Depuis fin octobre, Issa Tchiroma Bakary, vainqueur autoproclamé de la présidentielle camerounaise du 12 octobre et principal adversaire de Paul Biya, séjourne dans l’État d’Adamawa, au Nigeria, à quelques kilomètres de la frontière camerounaise. Selon Africa Intelligence, il est arrivé à Yola autour du 29 octobre et loge dans une résidence mise à disposition par un de ses soutiens.
Peu après son arrivée, la National Intelligence Agency (NIA), le renseignement extérieur nigérian, l’a interrogé sur ses intentions et lui a demandé de ne pas communiquer depuis le Nigeria. Il est actuellement placé sous surveillance, sous la responsabilité de Mohammed Mohammed, le maître-espion nigérian.
Issa Tchiroma Bakary entretient des liens historiques avec le Nigeria, notamment avec sa ville natale de Garoua (Adamaoua), anciennement sous l’autorité de l’émirat de l’Adamawa. Il a également des contacts avec d’autres chefs traditionnels nigérians, dont le puissant émir de Kano, Muhammadu Sanusi II.
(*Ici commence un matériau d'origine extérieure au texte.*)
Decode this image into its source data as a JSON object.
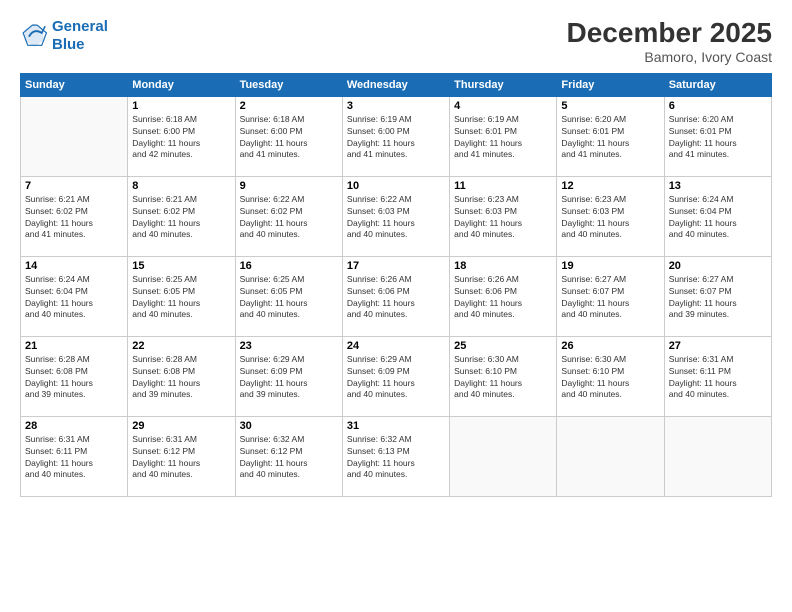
{
  "logo": {
    "line1": "General",
    "line2": "Blue"
  },
  "title": "December 2025",
  "subtitle": "Bamoro, Ivory Coast",
  "weekdays": [
    "Sunday",
    "Monday",
    "Tuesday",
    "Wednesday",
    "Thursday",
    "Friday",
    "Saturday"
  ],
  "weeks": [
    [
      {
        "day": "",
        "info": ""
      },
      {
        "day": "1",
        "info": "Sunrise: 6:18 AM\nSunset: 6:00 PM\nDaylight: 11 hours\nand 42 minutes."
      },
      {
        "day": "2",
        "info": "Sunrise: 6:18 AM\nSunset: 6:00 PM\nDaylight: 11 hours\nand 41 minutes."
      },
      {
        "day": "3",
        "info": "Sunrise: 6:19 AM\nSunset: 6:00 PM\nDaylight: 11 hours\nand 41 minutes."
      },
      {
        "day": "4",
        "info": "Sunrise: 6:19 AM\nSunset: 6:01 PM\nDaylight: 11 hours\nand 41 minutes."
      },
      {
        "day": "5",
        "info": "Sunrise: 6:20 AM\nSunset: 6:01 PM\nDaylight: 11 hours\nand 41 minutes."
      },
      {
        "day": "6",
        "info": "Sunrise: 6:20 AM\nSunset: 6:01 PM\nDaylight: 11 hours\nand 41 minutes."
      }
    ],
    [
      {
        "day": "7",
        "info": "Sunrise: 6:21 AM\nSunset: 6:02 PM\nDaylight: 11 hours\nand 41 minutes."
      },
      {
        "day": "8",
        "info": "Sunrise: 6:21 AM\nSunset: 6:02 PM\nDaylight: 11 hours\nand 40 minutes."
      },
      {
        "day": "9",
        "info": "Sunrise: 6:22 AM\nSunset: 6:02 PM\nDaylight: 11 hours\nand 40 minutes."
      },
      {
        "day": "10",
        "info": "Sunrise: 6:22 AM\nSunset: 6:03 PM\nDaylight: 11 hours\nand 40 minutes."
      },
      {
        "day": "11",
        "info": "Sunrise: 6:23 AM\nSunset: 6:03 PM\nDaylight: 11 hours\nand 40 minutes."
      },
      {
        "day": "12",
        "info": "Sunrise: 6:23 AM\nSunset: 6:03 PM\nDaylight: 11 hours\nand 40 minutes."
      },
      {
        "day": "13",
        "info": "Sunrise: 6:24 AM\nSunset: 6:04 PM\nDaylight: 11 hours\nand 40 minutes."
      }
    ],
    [
      {
        "day": "14",
        "info": "Sunrise: 6:24 AM\nSunset: 6:04 PM\nDaylight: 11 hours\nand 40 minutes."
      },
      {
        "day": "15",
        "info": "Sunrise: 6:25 AM\nSunset: 6:05 PM\nDaylight: 11 hours\nand 40 minutes."
      },
      {
        "day": "16",
        "info": "Sunrise: 6:25 AM\nSunset: 6:05 PM\nDaylight: 11 hours\nand 40 minutes."
      },
      {
        "day": "17",
        "info": "Sunrise: 6:26 AM\nSunset: 6:06 PM\nDaylight: 11 hours\nand 40 minutes."
      },
      {
        "day": "18",
        "info": "Sunrise: 6:26 AM\nSunset: 6:06 PM\nDaylight: 11 hours\nand 40 minutes."
      },
      {
        "day": "19",
        "info": "Sunrise: 6:27 AM\nSunset: 6:07 PM\nDaylight: 11 hours\nand 40 minutes."
      },
      {
        "day": "20",
        "info": "Sunrise: 6:27 AM\nSunset: 6:07 PM\nDaylight: 11 hours\nand 39 minutes."
      }
    ],
    [
      {
        "day": "21",
        "info": "Sunrise: 6:28 AM\nSunset: 6:08 PM\nDaylight: 11 hours\nand 39 minutes."
      },
      {
        "day": "22",
        "info": "Sunrise: 6:28 AM\nSunset: 6:08 PM\nDaylight: 11 hours\nand 39 minutes."
      },
      {
        "day": "23",
        "info": "Sunrise: 6:29 AM\nSunset: 6:09 PM\nDaylight: 11 hours\nand 39 minutes."
      },
      {
        "day": "24",
        "info": "Sunrise: 6:29 AM\nSunset: 6:09 PM\nDaylight: 11 hours\nand 40 minutes."
      },
      {
        "day": "25",
        "info": "Sunrise: 6:30 AM\nSunset: 6:10 PM\nDaylight: 11 hours\nand 40 minutes."
      },
      {
        "day": "26",
        "info": "Sunrise: 6:30 AM\nSunset: 6:10 PM\nDaylight: 11 hours\nand 40 minutes."
      },
      {
        "day": "27",
        "info": "Sunrise: 6:31 AM\nSunset: 6:11 PM\nDaylight: 11 hours\nand 40 minutes."
      }
    ],
    [
      {
        "day": "28",
        "info": "Sunrise: 6:31 AM\nSunset: 6:11 PM\nDaylight: 11 hours\nand 40 minutes."
      },
      {
        "day": "29",
        "info": "Sunrise: 6:31 AM\nSunset: 6:12 PM\nDaylight: 11 hours\nand 40 minutes."
      },
      {
        "day": "30",
        "info": "Sunrise: 6:32 AM\nSunset: 6:12 PM\nDaylight: 11 hours\nand 40 minutes."
      },
      {
        "day": "31",
        "info": "Sunrise: 6:32 AM\nSunset: 6:13 PM\nDaylight: 11 hours\nand 40 minutes."
      },
      {
        "day": "",
        "info": ""
      },
      {
        "day": "",
        "info": ""
      },
      {
        "day": "",
        "info": ""
      }
    ]
  ]
}
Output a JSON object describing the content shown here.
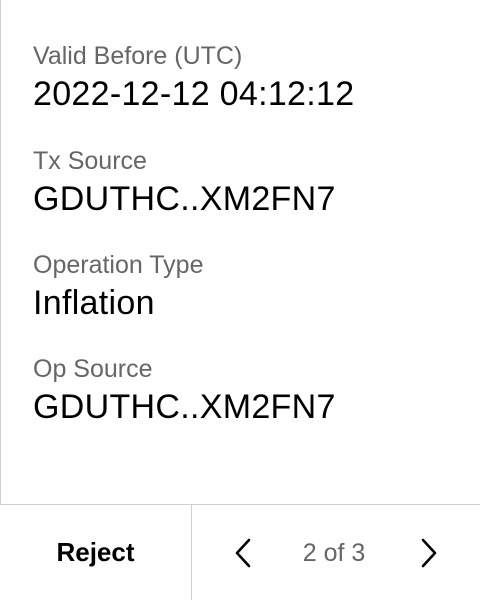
{
  "fields": [
    {
      "label": "Valid Before (UTC)",
      "value": "2022-12-12 04:12:12"
    },
    {
      "label": "Tx Source",
      "value": "GDUTHC..XM2FN7"
    },
    {
      "label": "Operation Type",
      "value": "Inflation"
    },
    {
      "label": "Op Source",
      "value": "GDUTHC..XM2FN7"
    }
  ],
  "footer": {
    "reject_label": "Reject",
    "pager": {
      "current": 2,
      "total": 3,
      "text": "2 of 3",
      "prev_icon": "chevron-left-icon",
      "next_icon": "chevron-right-icon"
    }
  },
  "colors": {
    "label": "#666666",
    "value": "#000000",
    "divider": "#cfcfcf",
    "background": "#ffffff"
  }
}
Pour l’heure, aucun mandat d’arrêt n’a été émis par Yaoundé. Si tel était le cas, Abuja pourrait être contraint d’extrader l’opposant en vertu des accords judiciaires entre les deux pays, ce que le Nigeria souhaite éviter pour ne pas être impliqué dans la crise post-électorale camerounaise. À titre de comparaison, en janvier 2018, le Nigeria avait arrêté et extradé Sisiku Julius Ayuk Tabe, leader sécessionniste anglophone.
Au Cameroun, l’entourage de Paul Biya reste divisé sur la conduite à tenir. Certains appellent à l’apaisement et à la tenue du processus électoral menant à l’investiture du président le 6 novembre, tandis que d’autres réclament l’arrestation de Tchiroma Bakary, arguant qu’il viole la loi électorale en contestant le résultat officiel. Fin octobre, trois de ses soutiens ont déjà été arrêtés : Anicet Ekane, Djeukam Tchameni et Jean Calvin Aba’a Oyono.
Une arrestation d’Issa Tchiroma pourrait exacerber les tensions internes et isoler le Cameroun sur la scène internationale. En 2019, l’interpellation de l’opposant Maurice Kamto avait déjà provoqué des réactions diplomatiques, notamment des États-Unis.